My Self-Hosted DevOps Stack

April 10, 2026

This is the actual stack I run across all my client projects and personal deployments. No Vercel. No Railway. No Heroku. Full ownership of every layer.

Compute — OCI and AWS

I run the majority of workloads on Oracle Cloud Infrastructure (OCI) ARM instances. The free tier is genuinely useful for production — 4 OCPUs, 24 GB RAM, and 200 GB block storage at no cost. For heavier or latency-sensitive workloads, I use AWS EC2 with CloudFront for CDN.

The split:

  • OCI — most React apps, static sites, smaller SaaS workloads, personal projects
  • AWS EC2 + CloudFront + S3 — higher-traffic client projects, media delivery, email via SES

Both get Cloudflare in front for DNS, CDN, WAF, DDoS protection, and caching rules.
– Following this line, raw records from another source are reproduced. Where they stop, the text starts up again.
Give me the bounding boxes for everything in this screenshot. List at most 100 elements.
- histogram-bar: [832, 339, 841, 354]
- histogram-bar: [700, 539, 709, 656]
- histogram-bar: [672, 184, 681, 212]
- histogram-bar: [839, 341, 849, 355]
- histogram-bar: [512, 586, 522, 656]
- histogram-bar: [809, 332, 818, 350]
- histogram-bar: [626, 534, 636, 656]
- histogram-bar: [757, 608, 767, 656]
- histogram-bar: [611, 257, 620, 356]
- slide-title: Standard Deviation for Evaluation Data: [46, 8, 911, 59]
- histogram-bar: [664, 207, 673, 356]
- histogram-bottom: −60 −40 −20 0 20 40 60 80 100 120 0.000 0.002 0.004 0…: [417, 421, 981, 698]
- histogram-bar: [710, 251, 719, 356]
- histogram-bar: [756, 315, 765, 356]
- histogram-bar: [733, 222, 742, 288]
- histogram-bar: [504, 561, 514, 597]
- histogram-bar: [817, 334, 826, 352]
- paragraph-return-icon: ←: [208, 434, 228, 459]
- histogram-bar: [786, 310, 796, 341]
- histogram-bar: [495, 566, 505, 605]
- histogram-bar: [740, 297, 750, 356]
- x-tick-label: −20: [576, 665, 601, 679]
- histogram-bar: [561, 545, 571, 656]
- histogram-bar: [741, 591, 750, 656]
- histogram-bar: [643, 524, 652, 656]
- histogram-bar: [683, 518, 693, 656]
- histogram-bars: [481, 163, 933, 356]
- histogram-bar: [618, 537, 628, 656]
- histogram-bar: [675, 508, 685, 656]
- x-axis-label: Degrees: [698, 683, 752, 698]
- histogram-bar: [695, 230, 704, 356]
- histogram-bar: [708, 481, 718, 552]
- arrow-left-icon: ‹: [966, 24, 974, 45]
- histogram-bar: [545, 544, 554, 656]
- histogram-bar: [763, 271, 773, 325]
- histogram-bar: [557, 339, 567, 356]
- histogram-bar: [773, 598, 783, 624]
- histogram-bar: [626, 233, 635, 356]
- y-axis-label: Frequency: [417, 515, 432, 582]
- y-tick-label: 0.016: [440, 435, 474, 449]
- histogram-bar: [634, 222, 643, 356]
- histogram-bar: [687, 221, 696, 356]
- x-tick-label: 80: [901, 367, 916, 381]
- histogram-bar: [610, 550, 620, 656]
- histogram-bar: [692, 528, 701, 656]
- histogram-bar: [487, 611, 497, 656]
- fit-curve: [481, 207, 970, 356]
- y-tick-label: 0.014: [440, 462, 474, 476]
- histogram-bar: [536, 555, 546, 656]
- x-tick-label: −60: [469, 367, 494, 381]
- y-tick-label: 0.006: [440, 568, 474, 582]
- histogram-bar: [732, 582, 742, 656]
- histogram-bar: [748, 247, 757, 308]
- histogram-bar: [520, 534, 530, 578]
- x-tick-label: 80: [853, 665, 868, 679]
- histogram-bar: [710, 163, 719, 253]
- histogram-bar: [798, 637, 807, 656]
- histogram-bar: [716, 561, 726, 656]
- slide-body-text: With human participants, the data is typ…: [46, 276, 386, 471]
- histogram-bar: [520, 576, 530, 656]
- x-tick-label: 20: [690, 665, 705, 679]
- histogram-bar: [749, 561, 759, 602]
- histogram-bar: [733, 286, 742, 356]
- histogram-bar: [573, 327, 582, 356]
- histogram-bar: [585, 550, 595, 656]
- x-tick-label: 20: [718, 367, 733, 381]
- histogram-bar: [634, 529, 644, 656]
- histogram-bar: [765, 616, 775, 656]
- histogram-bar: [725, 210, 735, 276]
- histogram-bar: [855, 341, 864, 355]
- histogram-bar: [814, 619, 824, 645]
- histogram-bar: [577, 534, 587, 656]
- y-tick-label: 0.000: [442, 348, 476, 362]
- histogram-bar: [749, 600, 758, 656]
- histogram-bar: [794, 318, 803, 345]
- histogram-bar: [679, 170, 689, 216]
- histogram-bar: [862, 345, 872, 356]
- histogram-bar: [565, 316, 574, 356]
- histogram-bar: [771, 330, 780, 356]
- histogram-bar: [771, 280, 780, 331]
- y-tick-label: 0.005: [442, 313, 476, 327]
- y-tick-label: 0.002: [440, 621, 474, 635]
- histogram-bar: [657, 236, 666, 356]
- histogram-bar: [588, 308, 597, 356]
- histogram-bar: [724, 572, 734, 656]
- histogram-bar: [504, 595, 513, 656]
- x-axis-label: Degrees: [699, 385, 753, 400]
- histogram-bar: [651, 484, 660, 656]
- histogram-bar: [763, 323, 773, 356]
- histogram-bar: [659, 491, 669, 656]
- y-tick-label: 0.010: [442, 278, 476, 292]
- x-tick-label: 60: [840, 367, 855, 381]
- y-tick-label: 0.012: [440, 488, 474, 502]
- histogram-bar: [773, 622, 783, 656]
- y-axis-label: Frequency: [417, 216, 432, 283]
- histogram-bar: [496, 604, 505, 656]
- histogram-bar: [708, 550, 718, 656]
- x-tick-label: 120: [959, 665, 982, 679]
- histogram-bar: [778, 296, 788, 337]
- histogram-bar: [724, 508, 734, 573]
Server Management — CloudPanel

CloudPanel is my server management layer. It handles:

  • Node.js apps — PM2 process management, reverse proxy, automatic restarts
  • WordPress — PHP-FPM, Nginx, MySQL, one-click SSL
  • Static sites — served directly with Nginx
  • Python and PHP apps — via reverse proxy
  • SSL — Let's Encrypt auto-renewal built in

Why CloudPanel over cPanel, Plesk, or raw Nginx config? It supports the full range of site types I need — Node.js, WordPress, PHP, static, and custom reverse proxies — in a clean interface without the bloat or licensing cost.

The alternative was managing Nginx configs and systemd services by hand. CloudPanel gives me that control when I need it, with sensible defaults when I don't.

Database — Self-Hosted PostgreSQL

All relational data goes to a self-hosted PostgreSQL instance, running on OCI. I manage it directly — no RDS, no managed hosting.

Why self-hosted?

  • Full access to extensions: pgvector for RAG and semantic search, pg_cron for scheduled jobs, PostGIS if needed
  • No per-row or per-connection pricing
  • I control backups, replication settings, and retention

Backups go to OCI Object Storage on a cron schedule. I run pg_dump + compression + encrypted upload. Restore is a single script.

Document Store — Self-Hosted MongoDB

For schema-flexible data — content queues, AI pipeline outputs, session data, crawl results — I run MongoDB on OCI.

Again, self-hosted by choice. I use Mongo for workloads where the document model genuinely fits. PostgreSQL handles structured relational data; Mongo handles the rest.

Background Jobs — Redis + BullMQ

Task queues run on BullMQ backed by a self-hosted Redis instance.

Use cases:

  • AI content generation pipelines — queued and rate-limited per model
  • Email delivery queues via SendGrid/SES
  • Scheduled crawl jobs for SEO monitoring
  • Retry logic for webhook deliveries

BullMQ gives me named queues, retries, delays, concurrency controls, and a dashboard. Redis handles the actual queue state. The combination is robust enough that I've never needed a managed queue service.

CI/CD — GitHub Actions Self-Hosted Runners

Every project deploys automatically on push to main via self-hosted GitHub Actions runners installed on the same OCI/AWS servers.

The workflow:

  1. Push to main
  2. Runner pulls the latest code
  3. Installs dependencies, runs the build
  4. Deploys via rsync to the site directory
  5. Reloads PM2 (for Node.js) or reloads the PHP-FPM pool (for WordPress)

Cost: zero. No GitHub Actions minutes consumed. No third-party CI bill.

I covered the full setup in Self-Hosted GitHub Actions for Zero-Cost Automated Deployment.

Security Layer

Every deployment goes through the same checklist:

  • Cloudflare WAF — blocks common attack patterns and bad bots before they hit the origin
  • SSL/TLS — Let's Encrypt certs via CloudPanel, Cloudflare full-strict mode
  • OWASP Top 10 — reviewed on every project before launch
  • Fail2Ban — SSH brute-force protection on every server
  • Role-based access — no shared root passwords, deployment user has minimum required permissions
  • Uptime monitoringArgonWatchGO, my open-source Go tool, monitors all services and alerts on downtime

Summary

LayerTool
ComputeOCI ARM + AWS EC2
CDN / WAFCloudflare
Server managementCloudPanel
Relational DBPostgreSQL (self-hosted)
Document DBMongoDB (self-hosted)
Cache / QueuesRedis + BullMQ
CI/CDGitHub Actions self-hosted
Uptime monitoringArgonWatchGO

The whole stack costs me very little per month for most projects. I trade managed-service convenience for full control, lower costs, and no vendor lock-in. For client projects, the savings go directly to the client. For personal projects, it means I can run more things without worrying about bills.